We emphasize that Russia’s seizure and militarization of the ZNPP is the root cause of the current threats in the field of nuclear safety and security. We recall that the heightened risks of a nuclear incident will remain dangerously high as long as Russia remains present on the site of ZNPP. The Russian Federation must immediately withdraw its troops from within Ukraine’s internationally recognized borders and respect Ukraine’s territorial integrity and sovereignty. Should the Russian Federation conduct any sham referenda within occupied territories of Ukraine, we reiterate that these would have no legal and political effect, including on the status of the ZNPP.
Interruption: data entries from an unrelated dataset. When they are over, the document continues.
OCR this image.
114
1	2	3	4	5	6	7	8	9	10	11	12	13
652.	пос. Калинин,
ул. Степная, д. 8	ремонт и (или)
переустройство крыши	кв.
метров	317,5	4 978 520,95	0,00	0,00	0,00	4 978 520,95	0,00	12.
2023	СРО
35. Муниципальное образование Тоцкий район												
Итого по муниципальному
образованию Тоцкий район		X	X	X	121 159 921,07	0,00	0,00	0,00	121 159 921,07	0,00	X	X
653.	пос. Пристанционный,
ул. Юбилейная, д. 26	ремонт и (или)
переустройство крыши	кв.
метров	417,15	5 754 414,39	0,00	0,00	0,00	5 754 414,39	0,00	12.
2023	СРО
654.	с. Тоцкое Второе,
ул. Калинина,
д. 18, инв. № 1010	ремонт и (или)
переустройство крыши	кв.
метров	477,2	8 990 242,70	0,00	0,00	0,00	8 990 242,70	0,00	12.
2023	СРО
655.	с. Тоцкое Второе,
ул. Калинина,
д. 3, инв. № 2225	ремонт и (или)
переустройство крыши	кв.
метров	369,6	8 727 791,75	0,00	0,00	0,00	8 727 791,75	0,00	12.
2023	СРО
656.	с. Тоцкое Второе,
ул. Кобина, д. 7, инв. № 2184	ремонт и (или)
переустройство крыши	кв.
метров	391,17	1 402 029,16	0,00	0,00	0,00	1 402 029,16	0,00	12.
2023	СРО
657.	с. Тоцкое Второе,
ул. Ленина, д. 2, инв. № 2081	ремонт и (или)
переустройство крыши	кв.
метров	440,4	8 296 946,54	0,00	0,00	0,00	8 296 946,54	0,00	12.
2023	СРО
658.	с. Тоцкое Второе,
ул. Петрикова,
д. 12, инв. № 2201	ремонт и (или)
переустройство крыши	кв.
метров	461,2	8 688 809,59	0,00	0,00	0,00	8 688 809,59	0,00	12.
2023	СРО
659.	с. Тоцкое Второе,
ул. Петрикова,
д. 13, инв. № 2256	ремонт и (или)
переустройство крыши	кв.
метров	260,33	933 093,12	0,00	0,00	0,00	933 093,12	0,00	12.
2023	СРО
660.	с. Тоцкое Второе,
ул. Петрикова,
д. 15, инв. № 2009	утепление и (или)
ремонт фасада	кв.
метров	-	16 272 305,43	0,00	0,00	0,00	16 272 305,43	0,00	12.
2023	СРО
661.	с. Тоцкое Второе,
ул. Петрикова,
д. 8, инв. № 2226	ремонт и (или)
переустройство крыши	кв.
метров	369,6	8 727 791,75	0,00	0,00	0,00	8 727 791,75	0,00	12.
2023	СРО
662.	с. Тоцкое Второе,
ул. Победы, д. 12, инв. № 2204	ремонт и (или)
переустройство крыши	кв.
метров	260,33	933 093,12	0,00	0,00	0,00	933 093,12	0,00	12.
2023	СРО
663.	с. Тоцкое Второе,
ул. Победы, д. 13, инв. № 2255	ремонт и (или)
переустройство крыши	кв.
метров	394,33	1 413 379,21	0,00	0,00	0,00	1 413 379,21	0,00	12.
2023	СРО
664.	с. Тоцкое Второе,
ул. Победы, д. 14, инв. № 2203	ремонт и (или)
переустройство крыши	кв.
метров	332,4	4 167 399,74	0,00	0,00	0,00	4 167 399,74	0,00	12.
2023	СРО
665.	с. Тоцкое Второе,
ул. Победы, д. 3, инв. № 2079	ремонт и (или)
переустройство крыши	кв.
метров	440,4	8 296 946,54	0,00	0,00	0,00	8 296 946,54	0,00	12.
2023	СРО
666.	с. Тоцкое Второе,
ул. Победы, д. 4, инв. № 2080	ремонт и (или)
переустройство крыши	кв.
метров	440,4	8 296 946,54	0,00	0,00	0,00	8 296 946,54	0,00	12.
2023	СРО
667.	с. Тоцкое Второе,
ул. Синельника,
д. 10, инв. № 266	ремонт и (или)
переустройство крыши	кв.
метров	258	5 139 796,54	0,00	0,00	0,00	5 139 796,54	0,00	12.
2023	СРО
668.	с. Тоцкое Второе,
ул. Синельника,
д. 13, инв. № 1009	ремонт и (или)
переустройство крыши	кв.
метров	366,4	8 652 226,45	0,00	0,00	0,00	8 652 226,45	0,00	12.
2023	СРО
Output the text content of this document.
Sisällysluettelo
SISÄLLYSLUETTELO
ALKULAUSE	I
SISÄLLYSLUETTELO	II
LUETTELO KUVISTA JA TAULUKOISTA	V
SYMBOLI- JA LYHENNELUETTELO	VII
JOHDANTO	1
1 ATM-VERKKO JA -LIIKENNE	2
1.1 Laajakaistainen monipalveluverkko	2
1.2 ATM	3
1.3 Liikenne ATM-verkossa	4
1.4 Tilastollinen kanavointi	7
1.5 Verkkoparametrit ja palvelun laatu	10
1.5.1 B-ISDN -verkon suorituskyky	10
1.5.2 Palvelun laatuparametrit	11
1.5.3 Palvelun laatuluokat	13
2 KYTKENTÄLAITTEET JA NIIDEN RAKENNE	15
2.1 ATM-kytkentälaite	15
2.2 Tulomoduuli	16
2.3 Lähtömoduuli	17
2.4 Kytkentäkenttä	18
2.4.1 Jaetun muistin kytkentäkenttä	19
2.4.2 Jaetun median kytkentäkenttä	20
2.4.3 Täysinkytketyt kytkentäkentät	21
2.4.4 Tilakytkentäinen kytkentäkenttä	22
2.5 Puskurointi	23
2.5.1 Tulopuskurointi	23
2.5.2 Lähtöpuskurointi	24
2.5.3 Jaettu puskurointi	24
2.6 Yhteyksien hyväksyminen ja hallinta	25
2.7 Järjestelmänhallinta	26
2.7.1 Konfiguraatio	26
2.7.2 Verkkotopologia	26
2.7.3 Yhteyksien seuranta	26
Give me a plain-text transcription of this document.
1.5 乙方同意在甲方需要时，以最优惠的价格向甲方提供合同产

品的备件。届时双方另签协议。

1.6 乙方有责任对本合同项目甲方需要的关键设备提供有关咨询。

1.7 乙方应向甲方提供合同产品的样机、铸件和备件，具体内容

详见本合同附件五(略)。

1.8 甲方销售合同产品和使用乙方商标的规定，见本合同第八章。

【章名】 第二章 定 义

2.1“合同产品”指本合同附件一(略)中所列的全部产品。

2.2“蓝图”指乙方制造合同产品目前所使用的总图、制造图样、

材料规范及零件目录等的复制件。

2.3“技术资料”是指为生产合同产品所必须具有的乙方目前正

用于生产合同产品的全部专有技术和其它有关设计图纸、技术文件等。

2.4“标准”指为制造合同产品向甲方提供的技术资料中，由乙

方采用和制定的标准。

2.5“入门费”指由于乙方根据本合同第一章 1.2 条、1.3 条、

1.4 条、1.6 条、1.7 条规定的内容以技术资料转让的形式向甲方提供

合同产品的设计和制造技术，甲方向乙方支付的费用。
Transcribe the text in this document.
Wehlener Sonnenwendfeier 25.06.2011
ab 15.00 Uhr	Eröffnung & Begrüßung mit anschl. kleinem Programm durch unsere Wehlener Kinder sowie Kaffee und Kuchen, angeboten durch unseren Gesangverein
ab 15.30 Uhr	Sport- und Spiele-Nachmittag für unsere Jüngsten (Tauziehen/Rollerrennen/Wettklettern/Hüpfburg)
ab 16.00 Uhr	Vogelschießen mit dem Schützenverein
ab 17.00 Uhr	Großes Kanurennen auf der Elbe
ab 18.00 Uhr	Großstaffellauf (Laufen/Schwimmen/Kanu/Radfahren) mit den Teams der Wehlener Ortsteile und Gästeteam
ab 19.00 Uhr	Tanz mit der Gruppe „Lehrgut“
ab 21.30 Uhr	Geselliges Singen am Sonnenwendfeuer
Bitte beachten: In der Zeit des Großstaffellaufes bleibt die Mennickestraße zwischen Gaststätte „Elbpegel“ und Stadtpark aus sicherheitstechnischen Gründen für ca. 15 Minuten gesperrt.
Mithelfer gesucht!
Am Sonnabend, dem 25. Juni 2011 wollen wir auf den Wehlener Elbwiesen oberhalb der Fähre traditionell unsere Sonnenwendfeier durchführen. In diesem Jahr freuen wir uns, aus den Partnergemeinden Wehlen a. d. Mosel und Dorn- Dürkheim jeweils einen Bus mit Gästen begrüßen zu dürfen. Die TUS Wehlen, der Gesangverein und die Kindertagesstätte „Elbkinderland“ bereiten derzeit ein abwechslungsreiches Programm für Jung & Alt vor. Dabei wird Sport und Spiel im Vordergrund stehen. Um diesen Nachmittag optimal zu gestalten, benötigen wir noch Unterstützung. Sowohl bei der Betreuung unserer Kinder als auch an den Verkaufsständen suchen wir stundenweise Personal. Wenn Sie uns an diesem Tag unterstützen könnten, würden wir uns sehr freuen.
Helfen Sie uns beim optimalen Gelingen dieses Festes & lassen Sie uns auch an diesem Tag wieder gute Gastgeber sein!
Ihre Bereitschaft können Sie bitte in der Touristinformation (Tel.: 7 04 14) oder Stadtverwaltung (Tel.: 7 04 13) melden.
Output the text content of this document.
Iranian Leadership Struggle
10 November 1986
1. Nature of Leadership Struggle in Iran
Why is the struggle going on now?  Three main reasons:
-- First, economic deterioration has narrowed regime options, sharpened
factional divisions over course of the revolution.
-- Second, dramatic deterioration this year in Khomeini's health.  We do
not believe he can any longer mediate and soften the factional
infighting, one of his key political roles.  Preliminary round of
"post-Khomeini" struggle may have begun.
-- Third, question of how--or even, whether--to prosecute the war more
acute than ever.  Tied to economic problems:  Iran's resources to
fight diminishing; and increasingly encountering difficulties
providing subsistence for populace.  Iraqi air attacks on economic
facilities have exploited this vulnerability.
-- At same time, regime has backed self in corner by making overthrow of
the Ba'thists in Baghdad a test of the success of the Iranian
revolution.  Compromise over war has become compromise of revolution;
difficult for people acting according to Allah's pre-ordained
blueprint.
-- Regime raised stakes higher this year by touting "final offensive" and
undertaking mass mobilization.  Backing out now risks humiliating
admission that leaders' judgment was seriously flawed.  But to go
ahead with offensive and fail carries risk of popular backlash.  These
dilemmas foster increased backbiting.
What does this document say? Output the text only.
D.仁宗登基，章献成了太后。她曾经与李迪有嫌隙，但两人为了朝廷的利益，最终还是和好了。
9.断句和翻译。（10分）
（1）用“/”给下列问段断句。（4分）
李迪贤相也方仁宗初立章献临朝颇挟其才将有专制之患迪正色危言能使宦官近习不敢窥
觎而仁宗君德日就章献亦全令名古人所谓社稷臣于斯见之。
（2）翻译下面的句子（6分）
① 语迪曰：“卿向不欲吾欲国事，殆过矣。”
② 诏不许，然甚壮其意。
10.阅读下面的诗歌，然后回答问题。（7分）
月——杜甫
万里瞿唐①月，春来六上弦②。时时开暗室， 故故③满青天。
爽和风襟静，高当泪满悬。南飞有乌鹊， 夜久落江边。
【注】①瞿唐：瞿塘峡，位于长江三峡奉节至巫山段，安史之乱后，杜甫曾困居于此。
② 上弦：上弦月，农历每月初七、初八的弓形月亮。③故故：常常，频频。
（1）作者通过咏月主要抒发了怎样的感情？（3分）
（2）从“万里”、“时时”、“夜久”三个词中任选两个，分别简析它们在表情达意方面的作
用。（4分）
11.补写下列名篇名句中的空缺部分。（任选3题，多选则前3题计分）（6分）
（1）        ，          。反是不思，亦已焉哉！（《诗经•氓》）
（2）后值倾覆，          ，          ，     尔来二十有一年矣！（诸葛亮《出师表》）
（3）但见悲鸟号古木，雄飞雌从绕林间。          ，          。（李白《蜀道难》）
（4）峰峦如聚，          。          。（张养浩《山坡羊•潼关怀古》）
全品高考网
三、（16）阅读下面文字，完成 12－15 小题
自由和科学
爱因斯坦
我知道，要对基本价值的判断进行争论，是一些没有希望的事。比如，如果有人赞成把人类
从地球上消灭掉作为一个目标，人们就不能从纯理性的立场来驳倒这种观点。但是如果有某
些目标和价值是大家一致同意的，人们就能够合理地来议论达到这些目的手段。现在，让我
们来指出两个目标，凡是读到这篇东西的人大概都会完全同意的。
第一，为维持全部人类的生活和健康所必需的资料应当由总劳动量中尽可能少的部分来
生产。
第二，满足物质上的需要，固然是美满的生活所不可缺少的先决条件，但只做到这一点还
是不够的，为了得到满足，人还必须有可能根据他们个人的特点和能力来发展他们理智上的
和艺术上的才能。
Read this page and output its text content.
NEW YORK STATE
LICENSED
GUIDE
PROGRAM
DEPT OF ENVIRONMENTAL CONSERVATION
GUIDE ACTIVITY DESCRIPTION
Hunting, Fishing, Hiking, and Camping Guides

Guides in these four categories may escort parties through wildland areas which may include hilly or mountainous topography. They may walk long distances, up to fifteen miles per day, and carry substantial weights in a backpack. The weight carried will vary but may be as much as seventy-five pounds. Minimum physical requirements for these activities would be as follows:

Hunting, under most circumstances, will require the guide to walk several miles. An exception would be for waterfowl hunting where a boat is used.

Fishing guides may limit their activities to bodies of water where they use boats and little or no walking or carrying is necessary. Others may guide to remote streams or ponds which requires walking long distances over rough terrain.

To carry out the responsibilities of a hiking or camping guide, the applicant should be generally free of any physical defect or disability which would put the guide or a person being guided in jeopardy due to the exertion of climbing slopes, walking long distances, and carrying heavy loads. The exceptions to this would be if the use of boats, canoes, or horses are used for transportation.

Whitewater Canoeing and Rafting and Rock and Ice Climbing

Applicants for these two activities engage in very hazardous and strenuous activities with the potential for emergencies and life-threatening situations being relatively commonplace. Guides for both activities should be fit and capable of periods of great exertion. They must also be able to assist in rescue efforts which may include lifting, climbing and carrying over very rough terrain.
We welcome the Director General’s work to follow up on his visit of September 1st and the proposals contained in his report. We reaffirm our support for resolution GOV/2022/58 adopted on September 15 by the IAEA Board of Governors.

We underline the importance of complying with international humanitarian law and renewing efforts aimed at the prompt reinforcing of the international framework relating to the protection of nuclear facilities devoted to peaceful purposes including in armed conflicts.

As a first step, we stand ready to reaffirm the importance of these “Seven Indispensable Pillars of Nuclear Safety and Security” in appropriate fora, in particular at the IAEA and at the United Nations as appropriate.

In due time, we are also ready to review the lessons learned in Ukraine in order to help the IAEA and the international community to prepare for and respond to future events and anticipate new threats, such as cyber-attacks.